CVE-2025-64603 is a stored Cross-Site Scripting (XSS) vulnerability identified in Adobe Experience Manager (AEM) versions 6.5.23 and earlier. The vulnerability arises because certain form fields in AEM do not properly sanitize user-supplied input, allowing an attacker with low privileges to inject malicious JavaScript code that is stored persistently on the server. When other users access the affected pages containing these vulnerable form fields, the malicious script executes in their browsers within the security context of the AEM application. This can lead to session hijacking, unauthorized actions performed on behalf of the user, or theft of sensitive information. The vulnerability has a CVSS 3.1 base score of 5.4, indicating medium severity, with an attack vector of network (remote), low attack complexity, requiring low privileges but user interaction, and impacting confidentiality and integrity but not availability. No public exploits are currently known, but the vulnerability's presence in a widely used enterprise content management system makes it a significant concern. The vulnerability is classified under CWE-79, which covers improper neutralization of input during web page generation. Adobe has not yet released a patch at the time of this report, so organizations must rely on interim mitigations.

For European organizations, the impact of this vulnerability can be significant, especially for those relying on Adobe Experience Manager to manage critical web content, including government portals, media outlets, and large enterprises. Successful exploitation can lead to theft of user credentials, session tokens, or other sensitive data, enabling further compromise of user accounts and internal systems. It can also facilitate phishing attacks or unauthorized actions performed with the privileges of authenticated users. While availability is not directly affected, the confidentiality and integrity of user data and interactions are at risk. Given the widespread use of Adobe products in Europe, particularly in countries with strong digital government initiatives and media presence, this vulnerability could be leveraged to target high-value users or disrupt trust in public-facing web services.

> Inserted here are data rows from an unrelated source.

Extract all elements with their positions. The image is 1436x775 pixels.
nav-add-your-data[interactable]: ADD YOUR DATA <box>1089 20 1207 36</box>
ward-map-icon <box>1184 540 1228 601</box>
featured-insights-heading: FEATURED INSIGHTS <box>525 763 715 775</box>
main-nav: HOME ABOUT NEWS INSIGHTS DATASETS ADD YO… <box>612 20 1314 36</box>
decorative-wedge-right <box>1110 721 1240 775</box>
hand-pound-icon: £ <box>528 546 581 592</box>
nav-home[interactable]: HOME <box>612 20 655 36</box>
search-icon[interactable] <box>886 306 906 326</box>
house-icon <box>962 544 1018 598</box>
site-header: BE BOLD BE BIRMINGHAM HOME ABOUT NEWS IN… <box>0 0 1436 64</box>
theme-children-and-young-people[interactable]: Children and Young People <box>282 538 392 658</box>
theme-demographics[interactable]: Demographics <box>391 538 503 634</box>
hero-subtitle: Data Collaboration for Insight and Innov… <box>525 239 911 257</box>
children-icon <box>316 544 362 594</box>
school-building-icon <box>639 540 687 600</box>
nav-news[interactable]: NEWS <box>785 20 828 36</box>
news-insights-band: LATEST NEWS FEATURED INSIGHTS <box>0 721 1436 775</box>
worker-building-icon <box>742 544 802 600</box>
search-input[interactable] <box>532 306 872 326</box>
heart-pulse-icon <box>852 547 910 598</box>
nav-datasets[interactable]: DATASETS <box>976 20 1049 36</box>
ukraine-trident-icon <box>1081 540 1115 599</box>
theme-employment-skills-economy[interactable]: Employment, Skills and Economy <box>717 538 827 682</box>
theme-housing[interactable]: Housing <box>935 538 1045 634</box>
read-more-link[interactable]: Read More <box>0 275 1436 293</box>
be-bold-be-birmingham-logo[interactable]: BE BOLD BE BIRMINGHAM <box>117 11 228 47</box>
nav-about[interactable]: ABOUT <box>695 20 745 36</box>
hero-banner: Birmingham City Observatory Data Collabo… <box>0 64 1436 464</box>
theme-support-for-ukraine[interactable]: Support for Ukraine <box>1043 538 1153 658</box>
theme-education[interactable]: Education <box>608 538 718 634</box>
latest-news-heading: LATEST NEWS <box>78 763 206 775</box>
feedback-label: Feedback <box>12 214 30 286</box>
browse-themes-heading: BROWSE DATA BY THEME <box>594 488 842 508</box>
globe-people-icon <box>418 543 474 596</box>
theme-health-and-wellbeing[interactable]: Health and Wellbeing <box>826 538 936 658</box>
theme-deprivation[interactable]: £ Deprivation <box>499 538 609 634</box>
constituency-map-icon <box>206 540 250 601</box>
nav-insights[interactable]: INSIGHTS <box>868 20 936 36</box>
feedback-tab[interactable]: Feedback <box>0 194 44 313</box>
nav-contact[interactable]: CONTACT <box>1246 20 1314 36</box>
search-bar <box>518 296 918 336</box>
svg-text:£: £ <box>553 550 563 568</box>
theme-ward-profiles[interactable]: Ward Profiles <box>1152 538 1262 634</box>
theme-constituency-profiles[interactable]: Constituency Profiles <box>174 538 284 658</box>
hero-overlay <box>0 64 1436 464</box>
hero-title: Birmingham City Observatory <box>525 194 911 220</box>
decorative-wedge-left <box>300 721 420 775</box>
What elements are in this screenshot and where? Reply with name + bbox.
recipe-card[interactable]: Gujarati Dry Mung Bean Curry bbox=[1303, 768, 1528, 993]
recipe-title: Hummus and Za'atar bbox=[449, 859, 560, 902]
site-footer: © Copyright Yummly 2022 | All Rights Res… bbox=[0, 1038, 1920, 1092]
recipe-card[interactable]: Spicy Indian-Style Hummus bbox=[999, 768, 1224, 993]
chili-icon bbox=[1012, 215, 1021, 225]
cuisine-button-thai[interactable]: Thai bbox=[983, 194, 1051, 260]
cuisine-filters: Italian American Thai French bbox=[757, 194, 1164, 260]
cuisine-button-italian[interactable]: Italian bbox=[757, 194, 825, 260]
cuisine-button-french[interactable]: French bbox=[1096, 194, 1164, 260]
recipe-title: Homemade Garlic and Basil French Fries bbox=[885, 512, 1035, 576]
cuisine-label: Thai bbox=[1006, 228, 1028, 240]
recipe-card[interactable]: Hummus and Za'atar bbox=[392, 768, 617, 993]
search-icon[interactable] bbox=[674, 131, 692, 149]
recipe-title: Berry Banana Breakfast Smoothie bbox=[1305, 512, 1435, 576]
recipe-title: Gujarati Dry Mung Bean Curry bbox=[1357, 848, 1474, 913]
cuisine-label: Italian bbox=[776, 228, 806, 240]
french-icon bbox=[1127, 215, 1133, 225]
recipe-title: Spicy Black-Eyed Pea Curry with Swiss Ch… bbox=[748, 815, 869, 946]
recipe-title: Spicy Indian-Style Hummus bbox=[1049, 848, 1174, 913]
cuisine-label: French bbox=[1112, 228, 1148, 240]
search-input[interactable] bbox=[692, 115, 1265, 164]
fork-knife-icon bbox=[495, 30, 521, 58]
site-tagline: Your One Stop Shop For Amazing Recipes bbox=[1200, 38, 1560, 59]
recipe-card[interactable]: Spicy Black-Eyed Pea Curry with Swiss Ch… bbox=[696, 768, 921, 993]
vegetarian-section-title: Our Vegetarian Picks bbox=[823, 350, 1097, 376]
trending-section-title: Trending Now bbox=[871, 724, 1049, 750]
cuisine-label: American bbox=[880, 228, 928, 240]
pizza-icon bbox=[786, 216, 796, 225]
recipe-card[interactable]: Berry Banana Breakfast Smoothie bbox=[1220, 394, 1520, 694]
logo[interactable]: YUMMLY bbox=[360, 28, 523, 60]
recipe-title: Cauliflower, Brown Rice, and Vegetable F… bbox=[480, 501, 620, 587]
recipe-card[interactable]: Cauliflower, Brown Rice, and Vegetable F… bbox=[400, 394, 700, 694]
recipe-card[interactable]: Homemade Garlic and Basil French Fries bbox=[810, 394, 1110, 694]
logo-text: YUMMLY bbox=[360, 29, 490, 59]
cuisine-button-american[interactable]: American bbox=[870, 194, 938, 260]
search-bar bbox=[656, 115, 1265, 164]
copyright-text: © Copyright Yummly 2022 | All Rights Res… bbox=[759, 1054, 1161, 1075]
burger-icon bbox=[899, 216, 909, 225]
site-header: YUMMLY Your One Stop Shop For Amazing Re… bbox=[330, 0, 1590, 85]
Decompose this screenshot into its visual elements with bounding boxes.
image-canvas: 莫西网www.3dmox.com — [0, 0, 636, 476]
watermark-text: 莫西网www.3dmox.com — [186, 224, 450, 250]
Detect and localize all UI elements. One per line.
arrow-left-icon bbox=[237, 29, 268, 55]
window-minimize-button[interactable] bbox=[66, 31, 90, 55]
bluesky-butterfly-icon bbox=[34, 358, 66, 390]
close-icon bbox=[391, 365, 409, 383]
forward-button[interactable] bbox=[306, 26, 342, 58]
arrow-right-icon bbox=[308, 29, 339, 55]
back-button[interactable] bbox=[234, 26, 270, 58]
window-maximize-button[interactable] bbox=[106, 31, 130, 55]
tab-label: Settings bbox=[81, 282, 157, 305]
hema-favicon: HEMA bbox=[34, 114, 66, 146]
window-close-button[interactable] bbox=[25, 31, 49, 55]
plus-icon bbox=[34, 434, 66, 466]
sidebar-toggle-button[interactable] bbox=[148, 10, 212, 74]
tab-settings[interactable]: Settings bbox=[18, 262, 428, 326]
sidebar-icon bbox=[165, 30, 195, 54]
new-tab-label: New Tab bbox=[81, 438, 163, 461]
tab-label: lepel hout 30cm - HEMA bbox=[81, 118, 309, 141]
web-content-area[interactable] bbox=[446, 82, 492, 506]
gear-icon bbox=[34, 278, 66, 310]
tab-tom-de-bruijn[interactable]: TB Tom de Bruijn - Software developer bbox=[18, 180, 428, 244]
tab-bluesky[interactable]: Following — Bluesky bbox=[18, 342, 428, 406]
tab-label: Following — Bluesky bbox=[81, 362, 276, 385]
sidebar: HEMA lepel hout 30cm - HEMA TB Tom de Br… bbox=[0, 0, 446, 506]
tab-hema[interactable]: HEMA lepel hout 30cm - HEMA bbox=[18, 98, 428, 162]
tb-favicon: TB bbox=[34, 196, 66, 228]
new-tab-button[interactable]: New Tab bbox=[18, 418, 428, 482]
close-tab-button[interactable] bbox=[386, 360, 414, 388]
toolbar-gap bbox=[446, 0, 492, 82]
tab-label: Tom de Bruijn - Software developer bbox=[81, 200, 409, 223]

Organizations should prioritize the following mitigations: 1) Monitor Adobe’s security advisories closely and apply official patches immediately upon release. 2) Implement strict input validation and output encoding on all form fields within AEM to prevent script injection. 3) Deploy Content Security Policy (CSP) headers to restrict the execution of unauthorized scripts in browsers. 4) Conduct regular security audits and penetration testing focused on XSS vulnerabilities in web applications. 5) Educate users and administrators about the risks of XSS and encourage cautious behavior when interacting with web content. 6) Use web application firewalls (WAFs) configured to detect and block common XSS attack patterns as a temporary protective measure. 7) Limit the privileges of users who can submit content to minimize the attack surface. These steps, combined, reduce the risk until a patch is available and applied.